Wenn ein Vogel nach einem Nazi und der Mann an der Tanke Elvis heißt
Klaus Nüchtern in FALTER 13/2016 vom 01.04.2016 (S. 30)
Bücher mit Vögeln im Titel und/oder auf dem Cover liegen im Trend. Den Anfang machte vor drei Jahren die US-Schriftstellerin Donna Tartt mit ihrem 1000-Seiten-Wälzer „Der Distelfink“. Dann kam die Britin Helen McDonald mit ihrem überraschenden Bestseller „H wie Habicht“, der Falknerei und Vaterverlust zusammenbrachte. Diesen Bücherfrühling nun tritt Juli Zeh mit einem Kampfläufer auf dem Umschlag ihres Romans „Unterleuten“ gegen den „Mauerläufer“ an, das späte Debüt der Amerikanerin Nell Zink (Jg. 1964).
Der keine 200 Seiten umfassende Roman ist eindeutig das schlankste der genannten Werke, es ist aber auch das unkonventionellste. „Ich schaute gerade auf die Karte, als Stephen plötzlich ausscherte, gegen den Felsen schrammte und die Fehlgeburt verursachte.“ So lautet der erste Satz des im amerikanischen Original bereits vor zwei Jahren erschienenen Buches.
Das Interesse Stephens gilt aber nicht so sehr Tiff(any), mit der er seit kurzem verheiratet ist, sondern dem angefahrenen Titelhelden, den er in einem Brotbeutel birgt und zu Hause aufpäppelt – was die Berner Wohnung der beiden Zieheltern kurzfristig zur Anlaufstelle für Vogelverrückte macht, Tiff in den Orni-Foren den Spitznamen „Mauerläufer-Girl“ und eine peinliche Schlagzeile beschert, die auf Englisch noch besser kommt: „They wrote, ,Bernerin ist gut zu Vögeln‘, the oldest joke in the book.“
Blöder Witz, aber nicht ganz falsch. Das denkt jedenfalls der Mann von der Tankstelle, der als „Elvis, der Montenegriner“ firmiert und Tiff schnell davon überzeugt, dass der „heiße Sex“, den sie mit Stephen zu haben glaubte, nur eine kleinbürgerliche Fiktion gewesen war. „Er trug enge Hosen und hatte einen Abschluss in Überholter Theorie aus Ljubljana“, ist aber angesichts seiner beschränkten Kapazitäten außerhalb des Bettes vielleicht doch kein Žižek-Schüler, wie Stephen mutmaßt, der überhaupt so seine Zweifel hat: „Von wegen Montenegriner!

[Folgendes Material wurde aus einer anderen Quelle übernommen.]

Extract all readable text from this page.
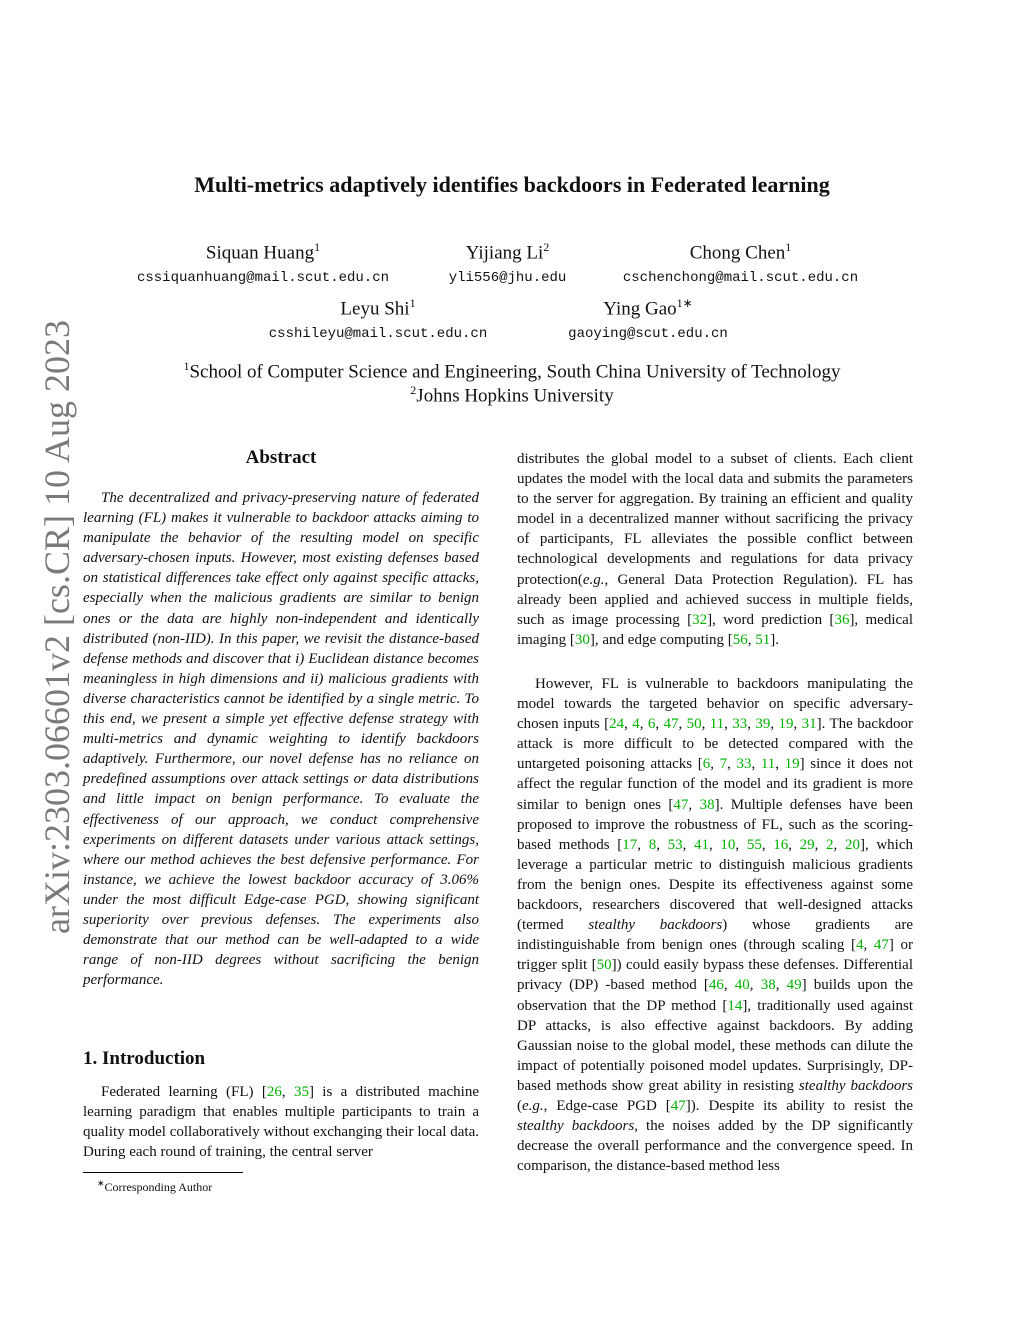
Multi-metrics adaptively identifies backdoors in Federated learning
Siquan Huang$^1$
cssiquanhuang@mail.scut.edu.cn
Yijiang Li$^2$
yli556@jhu.edu
Chong Chen$^1$
cschenchong@mail.scut.edu.cn
Leyu Shi$^1$
csshileyu@mail.scut.edu.cn
Ying Gao$^{1∗}$
gaoying@scut.edu.cn
$^1$School of Computer Science and Engineering, South China University of Technology
$^2$Johns Hopkins University
arXiv:2303.06601v2 [cs.CR] 10 Aug 2023	Abstract

The decentralized and privacy-preserving nature of federated learning (FL) makes it vulnerable to backdoor attacks aiming to manipulate the behavior of the resulting model on specific adversary-chosen inputs. However, most existing defenses based on statistical differences take effect only against specific attacks, especially when the malicious gradients are similar to benign ones or the data are highly non-independent and identically distributed (non-IID). In this paper, we revisit the distance-based defense methods and discover that i) Euclidean distance becomes meaningless in high dimensions and ii) malicious gradients with diverse characteristics cannot be identified by a single metric. To this end, we present a simple yet effective defense strategy with multi-metrics and dynamic weighting to identify backdoors adaptively. Furthermore, our novel defense has no reliance on predefined assumptions over attack settings or data distributions and little impact on benign performance. To evaluate the effectiveness of our approach, we conduct comprehensive experiments on different datasets under various attack settings, where our method achieves the best defensive performance. For instance, we achieve the lowest backdoor accuracy of 3.06% under the most difficult Edge-case PGD, showing significant superiority over previous defenses. The experiments also demonstrate that our method can be well-adapted to a wide range of non-IID degrees without sacrificing the benign performance.

1. Introduction

Federated learning (FL) [26, 35] is a distributed machine learning paradigm that enables multiple participants to train a quality model collaboratively without exchanging their local data. During each round of training, the central server

∗Corresponding Author

distributes the global model to a subset of clients. Each client updates the model with the local data and submits the parameters to the server for aggregation. By training an efficient and quality model in a decentralized manner without sacrificing the privacy of participants, FL alleviates the possible conflict between technological developments and regulations for data privacy protection(e.g., General Data Protection Regulation). FL has already been applied and achieved success in multiple fields, such as image processing [32], word prediction [36], medical imaging [30], and edge computing [56, 51].

However, FL is vulnerable to backdoors manipulating the model towards the targeted behavior on specific adversary-chosen inputs [24, 4, 6, 47, 50, 11, 33, 39, 19, 31]. The backdoor attack is more difficult to be detected compared with the untargeted poisoning attacks [6, 7, 33, 11, 19] since it does not affect the regular function of the model and its gradient is more similar to benign ones [47, 38]. Multiple defenses have been proposed to improve the robustness of FL, such as the scoring-based methods [17, 8, 53, 41, 10, 55, 16, 29, 2, 20], which leverage a particular metric to distinguish malicious gradients from the benign ones. Despite its effectiveness against some backdoors, researchers discovered that well-designed attacks (termed stealthy backdoors) whose gradients are indistinguishable from benign ones (through scaling [4, 47] or trigger split [50]) could easily bypass these defenses. Differential privacy (DP) -based method [46, 40, 38, 49] builds upon the observation that the DP method [14], traditionally used against DP attacks, is also effective against backdoors. By adding Gaussian noise to the global model, these methods can dilute the impact of potentially poisoned model updates. Surprisingly, DP-based methods show great ability in resisting stealthy backdoors (e.g., Edge-case PGD [47]). Despite its ability to resist the stealthy backdoors, the noises added by the DP significantly decrease the overall performance and the convergence speed. In comparison, the distance-based method less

Der ist garantiert Syrer! ,Elvis!‘ Das klingt wie ein philippinischer Telefonverkäufer, der sich Aragorn nennt.“
Der Vogel heißt übrigens Rudi – nach Hitlers Stellvertreter Rudolf Heß, weil die ausgebreiteten Flügel eines Mauerläufers die Farben einer Nazi-Flagge aufweisen. Gleichsam als namensmagischen Gegenzauber verpasst ihm Tiff den Nachnamen Durutti – nach dem spanischen Anarchosyndikalisten Buenaventura Durutti (der im Roman unsinnigerweise als „Anarcho-Kommunist“ bezeichnet wird).
Muss man noch darauf hinweisen, dass in dem Roman Umweltkampagnen und Öko-Terrorismus eine nicht unbedeutende Rolle spielen? Muss man nicht, denn eine Inhaltsangabe macht hier noch weniger Sinn, als es Inhaltsangaben ohnedies tun. Abortus – Vogeladoption – Vogelverlust – Vögeloptionen: Alles ist fast schon bizarr bedeutsam, ohne indes bedeutungsschwer zu werden. Was unter Symbolverdacht gerät, ist zugleich ganz konkret, und die sich aufdrängenden Deutungsangebote werden durch die gefriergetrocknete Lakonie und die überbordende Komik sofort pulverisiert.
Am Ende zeichnen sich sogar die Konturen eines Entwicklungsromans ab, wenn ein ostdeutscher Pfarrer namens Gernot Tiff ins Gewissen redet: „Hör auf, dich zu verschenken, und du wirst mehr zu bieten haben als deinen Körper und deine Seele. Hüte und pflege beide. Und lerne, lerne, lerne!‘ Letzteres sagte er, Lenin zitierend, auf Russisch: Ucit se, ucit se, ucit se.“
Und so abrupt und unvorhersehbar, wie der ganze Roman verläuft, beherzigt die bis dahin eher antriebslose Tiff den Rat: Sie renoviert eine Wohnung und schreibt einen Roman. Dessen Titel? Na, selbstverständlich „Der Mauerläufer“.